Наряду с сенями в доме вскоре появляется также и навес, который пристраивался к дому снаружи у входа и, следовательно, означал лишь закрытый вход в жилище, а не помещение, отделенное изнутри. Этот тип постройки мы также можем проследить в южнорусских землянках, вскрытых В. В. Хвойкой. Когда сени славянского жилища развились во внутреннее обитаемое помещение, то снова и в еще большей степени появилось стремление защитить вход в сени крытым навесом и дополнить жилище новыми сенями (передней) или крыльцом. Однако такая пристройка — результат уже позднейшего развития, и хотя не следует полагать, что она возникла под чужеземным влиянием, поскольку причины возникновения ее были вполне естественны, все же примечательно, что древний славянский термин притворъ, как правило, исчезает, а эта пристройка у северных славян часто получает немецкие, а на Балканах — турецкие названия. Время возникновения этих названий, за некоторым исключением, пока не известно [892] , но нет сомнений, что, по крайней мере, русское крыльцо у сеней существовало уже в XI веке, и поэтому весьма вероятно, что удлиненный скат крыши и поддерживавшие ее столбы — довольно древний мотив славянского дома. Сюда же, вероятно, относится и балканский trem.
892
„Ziv. st. Slov.“, I, 725. Из них наиболее интересным является латинский solarium, который упоминается как веранда у дома в эпоху Карла Великого (Monum. Germ., Leges, I, 179: casa solarus tota circumdata) и который мы находим уже в чешских и древнеболгарских глоссах, в диалогах Григория I, в рукописи XII века в форме zole (соответствует Zoler?), позднее в чешском языке в форме zol'er, zel'er, zoldr, от немецкого S"oller, ныне zudr в Моравии.
Следующее значительное превращение славянского жилища произошло уже накануне X века, и на этот раз под чужеземным влиянием.

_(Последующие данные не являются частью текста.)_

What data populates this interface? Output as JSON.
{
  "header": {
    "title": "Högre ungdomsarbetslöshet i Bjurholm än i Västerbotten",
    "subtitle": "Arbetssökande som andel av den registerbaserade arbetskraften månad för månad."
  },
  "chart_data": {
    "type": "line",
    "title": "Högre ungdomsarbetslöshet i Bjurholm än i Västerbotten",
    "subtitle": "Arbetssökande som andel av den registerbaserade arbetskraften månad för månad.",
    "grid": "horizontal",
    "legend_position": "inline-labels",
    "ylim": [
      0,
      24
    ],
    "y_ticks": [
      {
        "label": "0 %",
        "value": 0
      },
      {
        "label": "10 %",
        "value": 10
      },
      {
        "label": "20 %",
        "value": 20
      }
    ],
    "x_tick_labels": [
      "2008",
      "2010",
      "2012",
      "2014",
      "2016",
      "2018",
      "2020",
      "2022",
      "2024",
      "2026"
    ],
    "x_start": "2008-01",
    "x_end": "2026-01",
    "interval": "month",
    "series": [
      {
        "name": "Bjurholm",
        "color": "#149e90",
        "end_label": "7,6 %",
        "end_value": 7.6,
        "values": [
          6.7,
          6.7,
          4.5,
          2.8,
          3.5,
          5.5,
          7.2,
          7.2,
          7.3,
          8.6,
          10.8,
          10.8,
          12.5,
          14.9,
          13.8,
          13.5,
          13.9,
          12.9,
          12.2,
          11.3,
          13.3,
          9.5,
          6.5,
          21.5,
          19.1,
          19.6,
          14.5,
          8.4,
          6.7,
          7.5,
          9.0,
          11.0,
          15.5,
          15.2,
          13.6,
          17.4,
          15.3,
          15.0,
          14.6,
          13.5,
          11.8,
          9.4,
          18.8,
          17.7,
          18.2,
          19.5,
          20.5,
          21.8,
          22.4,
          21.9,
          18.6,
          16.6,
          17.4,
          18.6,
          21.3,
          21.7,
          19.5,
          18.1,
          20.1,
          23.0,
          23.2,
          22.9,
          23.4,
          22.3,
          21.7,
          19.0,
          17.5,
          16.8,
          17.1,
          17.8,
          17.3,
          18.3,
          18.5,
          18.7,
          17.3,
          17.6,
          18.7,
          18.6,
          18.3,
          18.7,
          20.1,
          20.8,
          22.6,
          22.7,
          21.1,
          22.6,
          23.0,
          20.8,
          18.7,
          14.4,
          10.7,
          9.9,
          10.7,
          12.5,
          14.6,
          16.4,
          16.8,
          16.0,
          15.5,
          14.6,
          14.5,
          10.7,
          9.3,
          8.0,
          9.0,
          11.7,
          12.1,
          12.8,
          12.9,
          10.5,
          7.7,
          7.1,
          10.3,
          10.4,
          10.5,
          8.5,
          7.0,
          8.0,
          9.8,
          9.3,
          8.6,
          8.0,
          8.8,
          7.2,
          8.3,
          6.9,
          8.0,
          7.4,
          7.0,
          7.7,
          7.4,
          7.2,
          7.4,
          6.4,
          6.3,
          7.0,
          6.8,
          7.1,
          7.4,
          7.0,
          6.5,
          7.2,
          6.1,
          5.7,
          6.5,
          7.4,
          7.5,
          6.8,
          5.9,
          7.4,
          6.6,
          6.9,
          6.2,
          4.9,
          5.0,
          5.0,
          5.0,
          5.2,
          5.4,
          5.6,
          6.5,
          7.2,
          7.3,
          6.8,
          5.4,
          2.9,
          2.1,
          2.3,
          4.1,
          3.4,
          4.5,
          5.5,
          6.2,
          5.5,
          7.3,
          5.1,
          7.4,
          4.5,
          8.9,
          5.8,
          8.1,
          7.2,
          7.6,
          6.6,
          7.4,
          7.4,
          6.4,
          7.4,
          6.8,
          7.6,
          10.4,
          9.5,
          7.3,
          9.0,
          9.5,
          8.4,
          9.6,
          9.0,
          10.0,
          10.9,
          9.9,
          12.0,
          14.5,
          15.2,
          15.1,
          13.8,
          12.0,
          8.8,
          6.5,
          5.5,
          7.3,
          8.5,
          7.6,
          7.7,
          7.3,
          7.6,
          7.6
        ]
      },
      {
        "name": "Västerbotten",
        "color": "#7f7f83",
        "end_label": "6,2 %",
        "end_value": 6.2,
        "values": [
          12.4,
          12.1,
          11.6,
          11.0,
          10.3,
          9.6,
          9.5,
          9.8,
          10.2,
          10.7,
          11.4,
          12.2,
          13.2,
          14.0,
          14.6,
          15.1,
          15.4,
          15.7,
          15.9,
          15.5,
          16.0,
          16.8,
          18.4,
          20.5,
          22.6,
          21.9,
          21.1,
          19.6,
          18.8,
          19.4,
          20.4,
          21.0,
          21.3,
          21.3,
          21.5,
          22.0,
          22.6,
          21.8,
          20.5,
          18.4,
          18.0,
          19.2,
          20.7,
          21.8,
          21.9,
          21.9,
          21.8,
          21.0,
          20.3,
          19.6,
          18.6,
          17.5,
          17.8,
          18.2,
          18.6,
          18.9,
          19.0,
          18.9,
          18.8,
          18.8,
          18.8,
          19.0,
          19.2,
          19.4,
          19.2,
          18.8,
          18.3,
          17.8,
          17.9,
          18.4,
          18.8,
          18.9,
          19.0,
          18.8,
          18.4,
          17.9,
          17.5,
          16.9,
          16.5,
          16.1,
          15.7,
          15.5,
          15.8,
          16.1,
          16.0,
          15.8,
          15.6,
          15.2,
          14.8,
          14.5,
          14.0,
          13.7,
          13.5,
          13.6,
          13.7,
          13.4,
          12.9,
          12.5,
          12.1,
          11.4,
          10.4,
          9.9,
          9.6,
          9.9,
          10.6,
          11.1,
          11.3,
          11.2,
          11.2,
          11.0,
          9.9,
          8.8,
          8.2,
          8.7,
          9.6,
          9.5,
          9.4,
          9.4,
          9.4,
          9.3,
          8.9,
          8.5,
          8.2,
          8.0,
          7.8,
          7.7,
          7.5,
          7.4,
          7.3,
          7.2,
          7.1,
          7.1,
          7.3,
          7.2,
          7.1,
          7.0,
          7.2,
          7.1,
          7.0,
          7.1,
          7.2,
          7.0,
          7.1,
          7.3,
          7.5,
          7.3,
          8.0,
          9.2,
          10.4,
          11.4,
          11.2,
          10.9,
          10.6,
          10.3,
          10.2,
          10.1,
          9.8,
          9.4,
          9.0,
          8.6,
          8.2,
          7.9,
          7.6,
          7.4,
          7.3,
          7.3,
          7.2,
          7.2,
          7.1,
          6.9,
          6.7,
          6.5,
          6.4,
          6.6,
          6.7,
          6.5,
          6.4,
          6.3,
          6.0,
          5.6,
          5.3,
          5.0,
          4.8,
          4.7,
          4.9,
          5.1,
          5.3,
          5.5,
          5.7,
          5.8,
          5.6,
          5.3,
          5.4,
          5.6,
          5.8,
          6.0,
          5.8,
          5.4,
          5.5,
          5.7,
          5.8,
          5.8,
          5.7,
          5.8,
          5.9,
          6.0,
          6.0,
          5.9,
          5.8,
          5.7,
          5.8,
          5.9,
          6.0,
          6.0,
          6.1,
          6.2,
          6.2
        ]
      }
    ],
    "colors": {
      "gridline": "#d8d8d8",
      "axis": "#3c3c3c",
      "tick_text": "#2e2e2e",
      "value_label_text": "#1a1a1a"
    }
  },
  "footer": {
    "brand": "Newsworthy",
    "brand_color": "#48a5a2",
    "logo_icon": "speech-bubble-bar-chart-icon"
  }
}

Это было образование внутри жилого дома избы с печью, а вскоре затем и кухни.
Первоначально в праславянском жилище огонь разводился только в открытом очаге, находившемся в жилом помещении, а присоединенные к этому помещению сени, как мы видели, были холодными, без очага. Однако наряду с этим необходимо отметить, что в русских жилищах, вскрытых Н. Макаренко (рис. 39) и В. В. Хвойко, над когда-то открытым очагом уже имелся глиняный свод, под которым и разводился огонь. «Печь», построенная таким образом, могла служить не только для равномерного обогревания жилища, но и для выпечки хлеба [893] . Одновременно мы читаем в источниках, что русские славяне помещение с печью в X–XI веках называли истъба, изба или уменьшительным истобъка. То же относится и к западным славянам. Правда, археологически она у них пока не засвидетельствована, но зато дошедшие до нас письменные источники X века свидетельствуют, что подобная истба (чешск. jizba) была уже известна. То же можно сказав и о современных им болгарах [894] .
893
Отсюда древнее славянское название пец (pec), старославянское пештъ от слова пекти (peci) („Ziv. st. Slov.“, I, 845).
894
О
Эта истъба — изба древнеславянского жилища, по общему мнению лингвистов [895] , — является не чем иным, как верхненемецкой stube, скандинавской stofa, которая, как мы знаем из источников, была известна в Германии еще до X века в качестве помещения для бани, где находилась крытая печь, разогревавшаяся и поливавшаяся водой для получения горячего пара. Если потом и у славян появляется также название stube > истъба в смысле печи для бани и вообще теплого помещения, то есть появляется не только новое название, но и новая вещь, то можно не сомневаться, что оба они — вещь и название — были заимствованы славянами и на этот раз, пожалуй, у своих соседей, немцев и скандинавских германцев, причем заимствованы еще до X века, так как в X веке они засвидетельствованы уже у трех славянских народов: у чехов, русских и болгар. Германская stube была известна славянам, по-видимому, еще до X века; сначала они знали ее как баню, а затем и как теплое жилое помещение, которое и получило распространение во всех славянских землях. Подтвержденная источниками, относящимися к X веку, значительная распространенность избы — от Чехии на западе вплоть до Киева на востоке и Болгарии на юге — показывает, что славяне знали ее задолго до X века, и я полагаю, что изба появилась в славянском жилище не позднее чем в V веке, когда славяне уже засвидетельствованы на границах франкской державы. У западных славян наряду с появлением избы с печью мы наблюдаем еще одно новшество: печь в новой избе затапливается не из самой избы, а из сеней, через специальное отверстие. У этого печного отверстия, через которое закладывались дрова и выбиралась зола, естественно, возник на специально возведенном основании новый очаг. Одним словом, рядом с печью в избе возникает новый очаг также и в сенях, и тем самым сени превращаются в кухню. Вместо первоначального славянского жилища с холодными сенями и теплым жилым помещением возникает дом с двумя очагами.
895
Подробности см. в „Ziv. st. Slov.“, I, 738. Германская stuba возникла из лат. extufa, как и франц. 'etuve, итал. stufa.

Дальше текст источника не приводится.